Le résultat est pourtant bien au rendez-vous de la lutte patriotique contre une menace sanitaire et économique mondiale. Il faut espérer qu’il n’y ait pas un relâchement inattendu après cette débauche de tant d’énergie, de mobilisation sociale et de communication. La multiplication croissante du nombre des porteurs du virus suscite naturellement de sérieuses interrogations quant au respect strict des règles d’hygiène par les populations. En apparence, les Sénégalais portent des masques. Ils se soumettent aussi au lavage des mains imposé partout à travers les pays. Ils sont confinés ou auto confinés pendant la durée du couvre-feu. Ils respectent les instructions de l’état d’urgence. Ce respect collectif pourrait être l’apparence trompeuse. Il existe une fraction de Sénégalais qui n’est pas encore à l’heure des bonnes pratiques contre le coronavirus. Ces citoyens sont à l’ancienne heure sénégalaise, des mauvaises pratiques républicaines : indiscipline, incivisme, indifférence, insouciance.

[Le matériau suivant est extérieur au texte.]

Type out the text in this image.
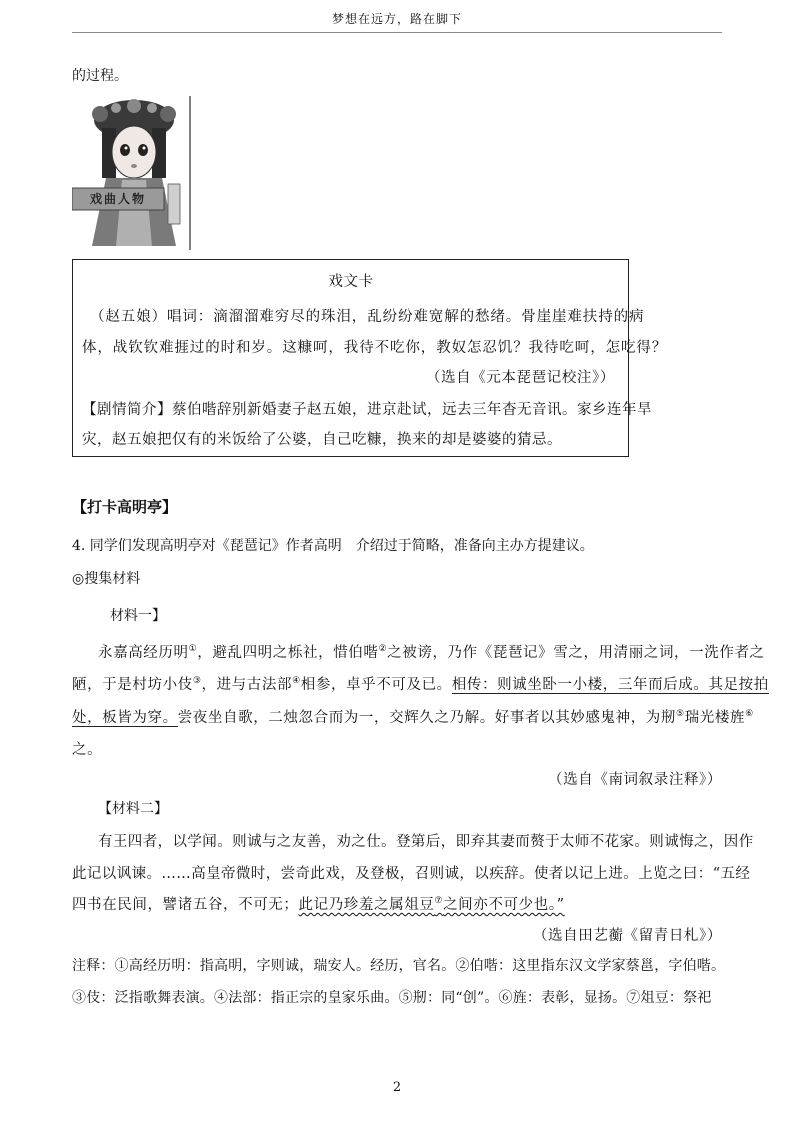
梦想在远方，路在脚下
的过程。
戏曲人物
戏文卡
（赵五娘）唱词：滴溜溜难穷尽的珠泪，乱纷纷难宽解的愁绪。骨崖崖难扶持的病
体，战钦钦难捱过的时和岁。这糠呵，我待不吃你，教奴怎忍饥？我待吃呵，怎吃得？
（选自《元本琵琶记校注》）
【剧情简介】蔡伯喈辞别新婚妻子赵五娘，进京赴试，远去三年杳无音讯。家乡连年旱
灾，赵五娘把仅有的米饭给了公婆，自己吃糠，换来的却是婆婆的猜忌。
【打卡高明亭】
4. 同学们发现高明亭对《琵琶记》作者高明　介绍过于简略，准备向主办方提建议。
◎搜集材料
材料一】
永嘉高经历明①，避乱四明之栎社，惜伯喈②之被谤，乃作《琵琶记》雪之，用清丽之词，一洗作者之
陋，于是村坊小伎③，进与古法部④相参，卓乎不可及已。相传：则诚坐卧一小楼，三年而后成。其足按拍
处，板皆为穿。尝夜坐自歌，二烛忽合而为一，交辉久之乃解。好事者以其妙感鬼神，为剏⑤瑞光楼旌⑥
之。
（选自《南词叙录注释》）
【材料二】
有王四者，以学闻。则诚与之友善，劝之仕。登第后，即弃其妻而赘于太师不花家。则诚悔之，因作
此记以讽谏。……高皇帝微时，尝奇此戏，及登极，召则诚，以疾辞。使者以记上进。上览之曰：“五经
四书在民间，譬诸五谷，不可无；此记乃珍羞之属俎豆⑦之间亦不可少也。”
（选自田艺蘅《留青日札》）
注释：①高经历明：指高明，字则诚，瑞安人。经历，官名。②伯喈：这里指东汉文学家蔡邕，字伯喈。
③伎：泛指歌舞表演。④法部：指正宗的皇家乐曲。⑤剏：同“创”。⑥旌：表彰，显扬。⑦俎豆：祭祀
2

Cette culture de l’irresponsabilité citoyenne défie la logique du bon sens citoyen. Les premières réactions de certains Sénégalais ont laissé croire d’ailleurs que la maladie n’existe pas par exemple dans une ville sainte comme Touba ou que la pandémie est du domaine de l’imaginaire des Européens. Certains pensent encore que les Africains sont protégés – immunisés – contre la maladie des blancs.
Ces croyances existent et se propagent dans ce genre de contexte de crise. C’est une mentalité ancrée dans les esprits de franges importantes de la société sénégalaise. C’est l’âme africaine, et ce n’est guère étonnant que les commerçants soient parmi les principales victimes de la maladie. Le commerçant représente véritablement le prototype du Sénégalais de la ville et du monde rural. Il est analphabète en langue française. Il a fait des études coraniques de base. Il est fortement croyant. Il est persuadé que son commerce dépend de son Créateur et de son marabout.
Faire changer cette mentalité protectrice contre toutes les maladies et les mauvais sorts n’est point un exercice d’information et de sensibilisation des risques sanitaires. Les risques de tomber malade ou de transmettre une maladie ne sont suffisamment calculés par des franges importantes de l’opinion publique et des acteurs du commerce. Cette mentalité tenace, culturellement, acceptant tout de l’ordre du divin, du maraboutique, du hasard met en relief les faiblesses de la stratégie de lutte contre la pandémie face à une muraille culturelle, sociale et psychologique. Il faut absolument tenir compte des singularités sénégalaises : des commerçants, des familles et des communautés de base.
Il faudra envisager une communication pour parler à ces acteurs, mais également envisager une approche de la santé spécifique aux commerçants et aux responsables des foyers et des communautés. On est dans un cas totalement différent du cas de l’école, de l’université ou de l’administration publique ou privée. C’est un autre monde avec ses repères sanitaires, culturels et religieux et ses mécanismes de transmission du savoir et de l’information.